The Curse of La Llorona: A Really Bad Mujer From Mexico

By Liam Lacey

Rating: D

Perhaps the only scary thing about the new horror movie The Curse of La Llarona is the fear of mispronouncing the title. (That Spanish double-L sounds like a Y, as in Yarona). After that, everything else about this film, part of the “Conjuring universe” — The Conjuring, The Nun, Annabelle — of horror films affiliated with producer/director James Wan feels muy familiar.

The title means “the weeping woman” and refers to a Mexican legend, previously the subject of a couple of vintage Mexican horror movies, about a ghostly bogie-woman who snatches wandering children.


The current film, directed by first-time feature director Michael Chaves is set in Los Angeles in the early 1970s, which is obviously not just an opportunity to show landline phones and boxy TV sets but to set up a series of sequels to come.

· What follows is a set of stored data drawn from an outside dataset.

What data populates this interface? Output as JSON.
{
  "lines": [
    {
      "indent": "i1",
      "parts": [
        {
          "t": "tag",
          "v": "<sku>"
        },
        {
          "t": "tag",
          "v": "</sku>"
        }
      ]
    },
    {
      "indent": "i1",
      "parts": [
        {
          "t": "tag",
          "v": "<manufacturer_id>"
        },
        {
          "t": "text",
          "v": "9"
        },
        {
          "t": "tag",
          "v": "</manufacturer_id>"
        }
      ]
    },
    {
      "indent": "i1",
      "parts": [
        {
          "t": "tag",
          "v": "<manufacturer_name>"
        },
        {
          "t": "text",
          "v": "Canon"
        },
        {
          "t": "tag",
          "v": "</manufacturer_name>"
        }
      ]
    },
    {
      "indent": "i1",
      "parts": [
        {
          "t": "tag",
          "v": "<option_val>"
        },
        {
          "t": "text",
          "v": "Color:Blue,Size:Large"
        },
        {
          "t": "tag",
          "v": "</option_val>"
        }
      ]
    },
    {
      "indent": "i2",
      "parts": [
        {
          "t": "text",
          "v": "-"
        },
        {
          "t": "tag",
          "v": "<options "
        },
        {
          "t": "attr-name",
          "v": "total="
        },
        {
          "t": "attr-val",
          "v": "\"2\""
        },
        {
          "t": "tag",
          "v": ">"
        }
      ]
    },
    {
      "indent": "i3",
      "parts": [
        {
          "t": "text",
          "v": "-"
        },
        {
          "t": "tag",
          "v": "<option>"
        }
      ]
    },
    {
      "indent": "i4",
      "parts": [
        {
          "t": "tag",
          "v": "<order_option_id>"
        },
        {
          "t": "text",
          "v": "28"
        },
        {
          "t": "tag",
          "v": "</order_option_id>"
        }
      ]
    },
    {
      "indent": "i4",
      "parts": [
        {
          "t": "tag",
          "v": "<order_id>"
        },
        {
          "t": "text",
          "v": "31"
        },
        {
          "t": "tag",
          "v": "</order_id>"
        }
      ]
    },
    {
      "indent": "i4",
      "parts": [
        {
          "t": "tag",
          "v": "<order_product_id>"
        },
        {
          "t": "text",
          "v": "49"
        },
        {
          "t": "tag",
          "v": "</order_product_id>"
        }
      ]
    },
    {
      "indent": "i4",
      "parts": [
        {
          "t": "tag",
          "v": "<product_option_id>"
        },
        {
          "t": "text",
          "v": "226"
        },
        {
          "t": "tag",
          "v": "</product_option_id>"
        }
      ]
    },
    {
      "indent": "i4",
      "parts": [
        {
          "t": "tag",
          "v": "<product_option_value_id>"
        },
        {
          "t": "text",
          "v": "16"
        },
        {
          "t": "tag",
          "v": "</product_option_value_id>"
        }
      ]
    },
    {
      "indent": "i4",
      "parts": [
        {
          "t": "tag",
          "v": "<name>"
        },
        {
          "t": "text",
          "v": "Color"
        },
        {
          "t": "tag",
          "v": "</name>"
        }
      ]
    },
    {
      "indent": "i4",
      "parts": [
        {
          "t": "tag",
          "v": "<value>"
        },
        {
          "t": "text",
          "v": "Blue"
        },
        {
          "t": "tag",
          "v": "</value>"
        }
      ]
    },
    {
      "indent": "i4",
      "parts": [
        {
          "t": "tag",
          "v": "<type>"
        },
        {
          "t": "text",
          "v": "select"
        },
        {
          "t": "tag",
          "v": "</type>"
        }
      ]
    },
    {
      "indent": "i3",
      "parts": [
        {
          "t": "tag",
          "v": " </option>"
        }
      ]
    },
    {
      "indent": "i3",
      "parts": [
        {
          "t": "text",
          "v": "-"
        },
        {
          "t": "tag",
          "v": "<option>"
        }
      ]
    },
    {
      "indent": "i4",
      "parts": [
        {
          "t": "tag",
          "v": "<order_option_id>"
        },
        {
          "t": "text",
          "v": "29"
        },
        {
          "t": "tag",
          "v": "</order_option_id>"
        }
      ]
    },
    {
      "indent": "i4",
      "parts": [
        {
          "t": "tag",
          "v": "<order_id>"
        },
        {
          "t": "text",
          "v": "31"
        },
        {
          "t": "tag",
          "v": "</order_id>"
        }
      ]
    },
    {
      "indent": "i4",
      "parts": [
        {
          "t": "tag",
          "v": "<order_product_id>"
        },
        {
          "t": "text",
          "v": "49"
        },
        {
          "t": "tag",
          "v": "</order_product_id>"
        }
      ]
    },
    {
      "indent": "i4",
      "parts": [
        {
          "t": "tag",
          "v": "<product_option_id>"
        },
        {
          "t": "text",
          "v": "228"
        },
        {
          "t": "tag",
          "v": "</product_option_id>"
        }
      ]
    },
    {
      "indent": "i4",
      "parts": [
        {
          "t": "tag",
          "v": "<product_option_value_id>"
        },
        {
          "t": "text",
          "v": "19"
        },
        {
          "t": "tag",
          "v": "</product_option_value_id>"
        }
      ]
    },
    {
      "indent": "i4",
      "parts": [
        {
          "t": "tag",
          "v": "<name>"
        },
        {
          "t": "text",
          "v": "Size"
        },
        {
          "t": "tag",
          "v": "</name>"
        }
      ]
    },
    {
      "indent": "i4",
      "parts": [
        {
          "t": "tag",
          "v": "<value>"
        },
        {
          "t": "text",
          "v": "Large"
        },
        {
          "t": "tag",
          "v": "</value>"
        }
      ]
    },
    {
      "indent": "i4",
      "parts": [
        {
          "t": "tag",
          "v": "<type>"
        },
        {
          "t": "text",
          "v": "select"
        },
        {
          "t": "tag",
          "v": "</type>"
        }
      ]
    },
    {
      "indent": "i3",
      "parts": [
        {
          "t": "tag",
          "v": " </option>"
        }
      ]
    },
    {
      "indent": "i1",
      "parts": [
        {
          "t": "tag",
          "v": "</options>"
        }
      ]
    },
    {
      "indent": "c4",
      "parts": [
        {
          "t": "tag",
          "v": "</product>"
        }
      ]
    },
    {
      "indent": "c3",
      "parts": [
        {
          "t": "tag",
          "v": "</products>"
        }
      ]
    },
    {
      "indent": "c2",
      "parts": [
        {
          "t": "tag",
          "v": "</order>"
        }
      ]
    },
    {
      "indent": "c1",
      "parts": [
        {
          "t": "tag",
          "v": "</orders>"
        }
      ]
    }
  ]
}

The film stars Linda Cardellini (following her sympathetic mother role in Green Book) as Anna Garcia, a social worker and widowed mom. Anna discovers one of her cases, a mentally unstable mother named Patrica Alvarez (Patricia Velasquez) has locked her two young boys in a closet. The kids are removed to a Catholic orphanage for their safety and, later that night, are found drowned, next to a reservoir.

No suspense here. We know the culprit was La Llorona, a.k.a. The Weeping Woman, a 17th-century spirit in a white dress and veil, who drowned her children to punish her unfaithful husband, and now walks the Earth finding new child victims. Though remorseless, she is, apparently, not immune to special appeals: Patricia blames Anna for her children’s deaths, and prays to the demoness for revenge.

In short order, La Llorona is on the hunt for Anna’s kids, Samantha (Jaynee-Lynne Kinchen) and Chris (Roman Christou). From then on, La Llorona (Marisol Ramirez) in her white wedding outfit and rotted face, pops up at various places, including Anna’s palatial home and even in the backyard pool. Typically, she screams and occasionally grabs someone’s wrist before disappearing again though the inconsistencies in her behavior are more annoying than frightening. Sometimes she walks through walls; sometimes a car door can keep her at bay.

After an unaccountable length of time, when every member of the Garcia family has had an experience of the demon and failed to share the information, the family recognizes their predicament. Anna finds her way to Rafael, a former priest turned folkloric exorcist whose “methods are unorthodox,” like that needs saying. He’s played by Raymond Cruz, best known as Tuco Salamanca of TV’s Better Call Saul, who provides some very mild comic relief, and then repeats the jokes until they get tiresome.

Tempted as I am to find something meaningful in this tale of child separation, Hispanic immigrants and malevolent influences from south of the border, there’s not much here. As my colleague Jim Slotek cheekily noted of last year’s dismal horror-from-Mexico movie, Truth or Dare: When Mexico sends us their demons, I’m not sure they’re sending their best.